[995]お印(おしるし)

皇室の人が身の回りの物に名前代わりに付けるのが「お印(おしるし)」です。9月6日にお生まれの新宮さまのお名前は「悠仁親王(ひさひとしんのう)」、お印は「高野槇(コウヤマキ)」に決定しました。高野槇は常緑針葉高木で、高さ約30?40メートル、幹の直径は1メートルにもなるという巨木です。

一時期マツ食い虫が発生して日本中の松が枯れ始めるという事態がありましたが、そのときに松の代わりにもてはやされたのが高野槇です。松はよく「門かぶり」に仕立てられますが高野槇も同じような用途で使えるからです。丈夫で品のある高野槇。ご夫妻は「大きく、まっすぐ育ってほしい」との気持ちを表したといいますが、それも納得できます。

このお印、名前の代わりに入れるのですが、たとえば衣服などには「高野槇」とこの字が入ります。絵ではありません。またお印のみで名前を併記することもありません。これには篠沢教授が面白いエピソードをテレビで話していました。

今の天皇陛下が幼少の頃(皇太子のとき)、戦時中に日光に疎開したそうです。そのときにはすでに日本の敗戦色が濃く、もし負ければ皇太子の命はないものとその部隊は覚悟していたのです。敵が攻めてきたときのためにどうしようと皆で考えて決まったのが影武者をたてよう、つまり皇太子の偽者です。身代わりになる人間は裸になり、皇太子と衣服を取り替えたそうです。そのときに教授が見たものは「榮」の文字。つまりお印が下着を含めすべてのものに書かれていたとか。運よく、敵には見つからず戦争は終結し、皇太子さまは無事でした。そして今、平成の天皇になられたわけです。

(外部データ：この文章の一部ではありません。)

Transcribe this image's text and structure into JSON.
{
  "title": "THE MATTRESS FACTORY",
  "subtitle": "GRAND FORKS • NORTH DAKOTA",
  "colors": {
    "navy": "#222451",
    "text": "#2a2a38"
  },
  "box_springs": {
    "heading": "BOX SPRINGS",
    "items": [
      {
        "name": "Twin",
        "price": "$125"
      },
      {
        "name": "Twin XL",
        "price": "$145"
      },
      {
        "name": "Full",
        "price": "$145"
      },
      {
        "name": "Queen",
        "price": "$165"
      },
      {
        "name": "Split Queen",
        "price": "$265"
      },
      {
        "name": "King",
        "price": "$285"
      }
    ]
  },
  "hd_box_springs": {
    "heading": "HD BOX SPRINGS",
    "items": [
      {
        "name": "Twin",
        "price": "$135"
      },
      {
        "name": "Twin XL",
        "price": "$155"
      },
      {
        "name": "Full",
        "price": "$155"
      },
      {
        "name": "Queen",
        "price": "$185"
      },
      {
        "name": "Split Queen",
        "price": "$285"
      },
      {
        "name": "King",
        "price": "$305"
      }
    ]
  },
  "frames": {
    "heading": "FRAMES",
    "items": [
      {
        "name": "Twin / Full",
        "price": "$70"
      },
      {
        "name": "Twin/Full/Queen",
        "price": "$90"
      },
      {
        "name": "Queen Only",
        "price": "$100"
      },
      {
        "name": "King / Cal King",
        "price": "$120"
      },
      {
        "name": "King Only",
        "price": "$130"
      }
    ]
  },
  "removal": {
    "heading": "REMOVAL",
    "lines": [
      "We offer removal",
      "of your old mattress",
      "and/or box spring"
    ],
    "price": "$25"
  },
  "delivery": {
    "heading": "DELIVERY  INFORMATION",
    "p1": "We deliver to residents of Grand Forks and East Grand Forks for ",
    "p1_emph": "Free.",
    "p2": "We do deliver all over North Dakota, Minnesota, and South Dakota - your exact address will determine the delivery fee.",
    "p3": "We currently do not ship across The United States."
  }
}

天皇陛下のお印「榮」とは「桐」のことです。天皇陛下に限らず、皇族の方々のお印は植物が多いようです。ちなみに、現在の皇族の方々のお印は、次の通りになっています。

天皇陛下:榮(えい=桐)
皇后陛下:白樺(しらかば)
皇太子殿下:梓(あずさ)
皇太子妃殿下(雅子さま):ハマナス
皇太子同妃両殿下お子さま(愛子さま):ゴヨウツツジ
秋篠宮文仁親王殿下:栂(つが)
秋篠宮仁親王妃紀子殿下(紀子さま):檜扇菖蒲(ひおうぎあやめ)
秋篠宮文仁親王殿下お子さま(眞子さま):木香茨(もっこうばら)
秋篠宮文仁親王殿下お子さま(佳子さま):ゆうな
清子内親王殿下(清子さま):未草(ひつじぐさ)

清子さまが結婚された際、結婚式の引き出物のお菓子入れ(ボンボニエール)には、黒田家の家紋と清子さまのお印「未草」がデザインされたものです。